1.3 Tujuan Penulisan
1.
Untuk mengetahui pengertian dari nikah beda agama
2.
Untuk mengetahui hukum dari menikah beda agama
BAB
II
PEMBAHASAN
1.1. Pengertian Nikah Beda Agama
Perkawinan antar agama, dapat diartikan
sebagai perkawinan dua insan yang berbeda agama, kepercayaan atau paham.[1]
Membicarakan perkawinan antar agama, penulis membatasinya hanya pada perkawinan
seorang Muslim atau Muslimah dengan Ahlul Kitab (Yahudi, Nasani dan Majusi),
perkawinan seorang Muslim atau Muslimah dengan orang Musyrik, dan perkawinan
seorang Muslim atau Muslimah dengan orang Komunis.
Adapun hadits
mengenai menikah dengan selain orang Muslim telah diriwayatkan oleh Ibnu Umar
RA, yakni :
حدثنا قتيبة, حدثنا ليث عن نافع أن ابن عمر كان إدا سئل عن
نكاح النصرانية واليهودية, قال : إن الله حرم المشركات على المؤمنين , ولا أعلم من
اللإشراك شيأ أكبر من أن تقول المرأة : ربها عيسى , وهو عبد من عبادالله.
“Telah
menceritakan kepada kami Qutaibah, Telah menceritakan kepada kami Laits dari Nafi’
bahwa sesunguhnya Ibnu Umar ketika beliau ditanyai mengenai menikahi kaum
Nasrani dan Yahudi beliau berkata : “Sesungguhnya Allah telah mengharamkan para
perempuan Musyrik atas orang-orang Mukmin, dan aku tidak mengetahui sesuatu
dari kesyirikan yang lebih besar dari seorang perempuan yang berkata : Tuhannya
adalah Isa AS sedangkan dia adalah seorang hamba dari hamba-hamba Allah.”
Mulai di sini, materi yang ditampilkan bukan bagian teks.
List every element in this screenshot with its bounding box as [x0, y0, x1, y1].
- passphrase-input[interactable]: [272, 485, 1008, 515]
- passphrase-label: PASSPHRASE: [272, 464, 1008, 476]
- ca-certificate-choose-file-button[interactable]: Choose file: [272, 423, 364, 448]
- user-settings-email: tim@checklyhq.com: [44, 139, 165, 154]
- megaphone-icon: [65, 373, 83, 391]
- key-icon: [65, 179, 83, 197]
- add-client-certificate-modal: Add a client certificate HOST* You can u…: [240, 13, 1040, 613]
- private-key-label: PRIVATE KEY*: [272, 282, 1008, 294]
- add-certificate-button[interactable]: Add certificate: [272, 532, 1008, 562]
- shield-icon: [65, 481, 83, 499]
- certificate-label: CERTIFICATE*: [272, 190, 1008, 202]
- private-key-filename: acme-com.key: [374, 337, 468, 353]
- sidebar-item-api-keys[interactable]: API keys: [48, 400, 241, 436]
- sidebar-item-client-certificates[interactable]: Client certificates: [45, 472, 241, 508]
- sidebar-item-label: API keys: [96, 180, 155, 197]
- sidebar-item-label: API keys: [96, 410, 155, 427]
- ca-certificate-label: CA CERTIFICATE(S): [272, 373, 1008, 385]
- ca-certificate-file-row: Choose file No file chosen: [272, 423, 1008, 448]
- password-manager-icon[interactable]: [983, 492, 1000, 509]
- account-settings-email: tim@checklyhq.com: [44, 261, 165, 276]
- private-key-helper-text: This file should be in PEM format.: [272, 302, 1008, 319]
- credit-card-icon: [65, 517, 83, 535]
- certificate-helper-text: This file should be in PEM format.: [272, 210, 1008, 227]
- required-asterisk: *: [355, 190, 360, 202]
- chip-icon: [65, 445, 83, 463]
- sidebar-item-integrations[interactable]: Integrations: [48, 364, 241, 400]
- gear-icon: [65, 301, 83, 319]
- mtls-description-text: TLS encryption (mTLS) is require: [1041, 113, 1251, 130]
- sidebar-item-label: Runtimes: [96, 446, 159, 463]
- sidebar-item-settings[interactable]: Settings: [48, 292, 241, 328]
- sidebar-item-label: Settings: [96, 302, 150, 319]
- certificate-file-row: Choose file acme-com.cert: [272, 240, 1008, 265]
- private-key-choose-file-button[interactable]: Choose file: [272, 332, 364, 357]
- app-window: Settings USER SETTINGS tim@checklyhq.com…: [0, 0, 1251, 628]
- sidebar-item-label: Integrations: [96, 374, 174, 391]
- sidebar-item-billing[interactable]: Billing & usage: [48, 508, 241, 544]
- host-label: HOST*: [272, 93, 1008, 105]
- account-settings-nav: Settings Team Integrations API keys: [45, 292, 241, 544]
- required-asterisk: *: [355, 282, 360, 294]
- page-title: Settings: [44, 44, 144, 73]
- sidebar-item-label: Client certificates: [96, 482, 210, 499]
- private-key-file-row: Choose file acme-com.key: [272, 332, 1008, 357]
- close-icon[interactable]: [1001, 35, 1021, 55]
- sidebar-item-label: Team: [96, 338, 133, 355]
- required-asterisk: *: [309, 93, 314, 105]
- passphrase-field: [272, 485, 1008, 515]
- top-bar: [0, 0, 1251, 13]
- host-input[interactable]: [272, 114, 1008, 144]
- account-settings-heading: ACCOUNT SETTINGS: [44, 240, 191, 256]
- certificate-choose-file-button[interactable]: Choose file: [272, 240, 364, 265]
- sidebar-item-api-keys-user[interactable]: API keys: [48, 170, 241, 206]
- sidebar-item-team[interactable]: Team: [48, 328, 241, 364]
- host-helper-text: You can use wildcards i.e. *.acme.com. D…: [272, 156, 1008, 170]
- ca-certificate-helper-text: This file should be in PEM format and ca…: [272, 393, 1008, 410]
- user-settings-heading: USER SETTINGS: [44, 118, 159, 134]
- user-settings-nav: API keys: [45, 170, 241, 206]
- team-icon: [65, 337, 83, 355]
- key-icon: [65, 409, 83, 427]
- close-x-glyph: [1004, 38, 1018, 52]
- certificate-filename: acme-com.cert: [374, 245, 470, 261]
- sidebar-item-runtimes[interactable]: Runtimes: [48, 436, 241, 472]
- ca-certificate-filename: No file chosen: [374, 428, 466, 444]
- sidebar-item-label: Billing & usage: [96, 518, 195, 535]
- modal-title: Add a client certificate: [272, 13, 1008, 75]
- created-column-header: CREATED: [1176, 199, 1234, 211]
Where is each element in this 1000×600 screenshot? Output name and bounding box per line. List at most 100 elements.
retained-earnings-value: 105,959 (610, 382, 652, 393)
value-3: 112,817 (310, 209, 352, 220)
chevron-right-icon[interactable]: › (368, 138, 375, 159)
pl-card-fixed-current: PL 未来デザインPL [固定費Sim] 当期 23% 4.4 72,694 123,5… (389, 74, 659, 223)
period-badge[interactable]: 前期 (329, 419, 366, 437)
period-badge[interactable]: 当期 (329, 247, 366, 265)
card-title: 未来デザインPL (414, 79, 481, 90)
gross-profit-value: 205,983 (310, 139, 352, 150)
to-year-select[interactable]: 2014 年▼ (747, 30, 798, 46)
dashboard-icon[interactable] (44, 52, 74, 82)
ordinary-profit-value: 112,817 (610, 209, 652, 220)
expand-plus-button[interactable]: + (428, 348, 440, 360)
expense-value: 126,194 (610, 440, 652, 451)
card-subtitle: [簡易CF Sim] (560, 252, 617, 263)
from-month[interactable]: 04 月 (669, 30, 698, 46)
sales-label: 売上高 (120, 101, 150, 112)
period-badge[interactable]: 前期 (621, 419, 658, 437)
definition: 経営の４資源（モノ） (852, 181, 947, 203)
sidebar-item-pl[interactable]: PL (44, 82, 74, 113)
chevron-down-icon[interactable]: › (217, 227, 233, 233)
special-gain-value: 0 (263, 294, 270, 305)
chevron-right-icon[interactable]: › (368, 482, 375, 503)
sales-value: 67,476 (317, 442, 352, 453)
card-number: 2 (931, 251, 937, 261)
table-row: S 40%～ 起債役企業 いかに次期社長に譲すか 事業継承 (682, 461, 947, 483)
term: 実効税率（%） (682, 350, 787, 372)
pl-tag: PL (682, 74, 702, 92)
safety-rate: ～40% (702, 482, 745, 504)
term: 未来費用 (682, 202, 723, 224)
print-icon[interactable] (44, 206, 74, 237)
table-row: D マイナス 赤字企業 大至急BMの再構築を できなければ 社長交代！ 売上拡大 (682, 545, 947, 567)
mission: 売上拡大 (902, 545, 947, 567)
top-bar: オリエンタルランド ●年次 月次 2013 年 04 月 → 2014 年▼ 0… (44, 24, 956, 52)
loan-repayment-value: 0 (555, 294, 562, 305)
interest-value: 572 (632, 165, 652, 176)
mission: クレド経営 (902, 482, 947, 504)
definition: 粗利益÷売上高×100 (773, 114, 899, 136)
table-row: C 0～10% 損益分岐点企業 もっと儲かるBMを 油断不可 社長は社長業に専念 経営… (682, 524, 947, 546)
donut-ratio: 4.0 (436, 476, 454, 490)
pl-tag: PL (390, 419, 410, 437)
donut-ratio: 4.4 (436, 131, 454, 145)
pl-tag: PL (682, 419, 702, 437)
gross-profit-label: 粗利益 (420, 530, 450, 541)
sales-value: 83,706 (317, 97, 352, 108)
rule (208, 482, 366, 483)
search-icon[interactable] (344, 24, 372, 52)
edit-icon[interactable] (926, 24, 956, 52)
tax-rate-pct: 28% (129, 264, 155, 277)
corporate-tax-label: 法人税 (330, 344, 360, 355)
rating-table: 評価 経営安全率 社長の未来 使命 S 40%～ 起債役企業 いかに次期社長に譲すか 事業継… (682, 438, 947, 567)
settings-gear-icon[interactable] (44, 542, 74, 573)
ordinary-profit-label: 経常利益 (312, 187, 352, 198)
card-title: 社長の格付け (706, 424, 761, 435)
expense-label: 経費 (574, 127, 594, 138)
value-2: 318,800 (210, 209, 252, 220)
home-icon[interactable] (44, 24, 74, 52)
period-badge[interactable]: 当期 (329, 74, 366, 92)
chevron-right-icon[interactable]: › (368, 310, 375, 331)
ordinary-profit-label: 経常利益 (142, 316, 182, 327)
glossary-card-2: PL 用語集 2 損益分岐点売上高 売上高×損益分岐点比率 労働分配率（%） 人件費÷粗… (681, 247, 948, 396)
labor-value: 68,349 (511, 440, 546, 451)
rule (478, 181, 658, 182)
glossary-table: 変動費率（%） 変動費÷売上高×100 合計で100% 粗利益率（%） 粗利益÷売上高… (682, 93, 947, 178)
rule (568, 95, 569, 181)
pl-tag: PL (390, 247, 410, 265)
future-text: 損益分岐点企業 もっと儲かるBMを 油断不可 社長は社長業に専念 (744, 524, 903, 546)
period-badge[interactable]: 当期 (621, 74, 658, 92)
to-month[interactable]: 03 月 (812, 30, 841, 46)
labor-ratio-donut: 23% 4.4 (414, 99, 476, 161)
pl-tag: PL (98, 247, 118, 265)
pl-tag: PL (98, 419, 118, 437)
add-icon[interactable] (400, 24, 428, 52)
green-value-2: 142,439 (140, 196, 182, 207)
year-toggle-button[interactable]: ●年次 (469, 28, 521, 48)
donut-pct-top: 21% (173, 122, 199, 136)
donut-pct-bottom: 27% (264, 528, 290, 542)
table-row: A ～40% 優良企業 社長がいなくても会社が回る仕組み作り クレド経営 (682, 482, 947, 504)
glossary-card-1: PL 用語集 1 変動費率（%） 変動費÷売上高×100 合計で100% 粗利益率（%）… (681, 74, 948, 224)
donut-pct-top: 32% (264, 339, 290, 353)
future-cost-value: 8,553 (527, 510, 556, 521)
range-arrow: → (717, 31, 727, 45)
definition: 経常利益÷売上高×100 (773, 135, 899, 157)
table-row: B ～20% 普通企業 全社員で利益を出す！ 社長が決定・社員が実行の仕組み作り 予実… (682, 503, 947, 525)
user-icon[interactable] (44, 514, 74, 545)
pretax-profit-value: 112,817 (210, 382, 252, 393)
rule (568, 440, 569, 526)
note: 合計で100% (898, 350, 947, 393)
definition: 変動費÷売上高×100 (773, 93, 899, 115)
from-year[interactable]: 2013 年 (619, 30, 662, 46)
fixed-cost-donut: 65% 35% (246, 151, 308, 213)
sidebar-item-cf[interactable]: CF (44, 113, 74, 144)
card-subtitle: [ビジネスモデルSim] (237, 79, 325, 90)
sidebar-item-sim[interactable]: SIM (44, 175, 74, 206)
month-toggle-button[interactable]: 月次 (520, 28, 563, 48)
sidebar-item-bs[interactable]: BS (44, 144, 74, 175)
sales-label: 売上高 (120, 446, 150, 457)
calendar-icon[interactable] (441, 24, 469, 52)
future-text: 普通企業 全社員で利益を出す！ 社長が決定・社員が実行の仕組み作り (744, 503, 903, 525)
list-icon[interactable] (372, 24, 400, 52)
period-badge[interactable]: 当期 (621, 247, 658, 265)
Adapun makna kata (أكبر) mengisyaratkan
bahwa orang Nasrani telah berkata : Adapun Isa Al-Masih adalah anak Allah,
sedangkan orang Yahudi mereka telah berkata : ‘Uzair adalah anak Allah.[2]
Adapun
Nash Al-Qur’an mengenai nikah beda agama ini telah diterangkan di surat Al-Baqarah
ayat 221:
ولا
تنكحوا المشركات حتى يؤمن ولأمة مؤمنة خير من مشركة ولوأعجبتكم ولا تنكحوا
المشركين حتى يؤمنوا ولعبد مؤمن خيرمن مشرك ولو أعجبكم أولئك يدعون النار والله
يدعوا إلى الجنة والمغفرة بإد نه ويبين ءايتهه للناس لعلهم يتد كرون
“Dan janganlah kamu nikahi
wanitawanita musyrik, sebelum mereka beriman. Sesungguhnya wanita budak yang
mukmin lebih baik dari wanita musyrik, walaupun dia menarik hatimu. Dan
janganlah kamu menikahkan orang-orang musyrik (dengan wanita-wanita mukmin)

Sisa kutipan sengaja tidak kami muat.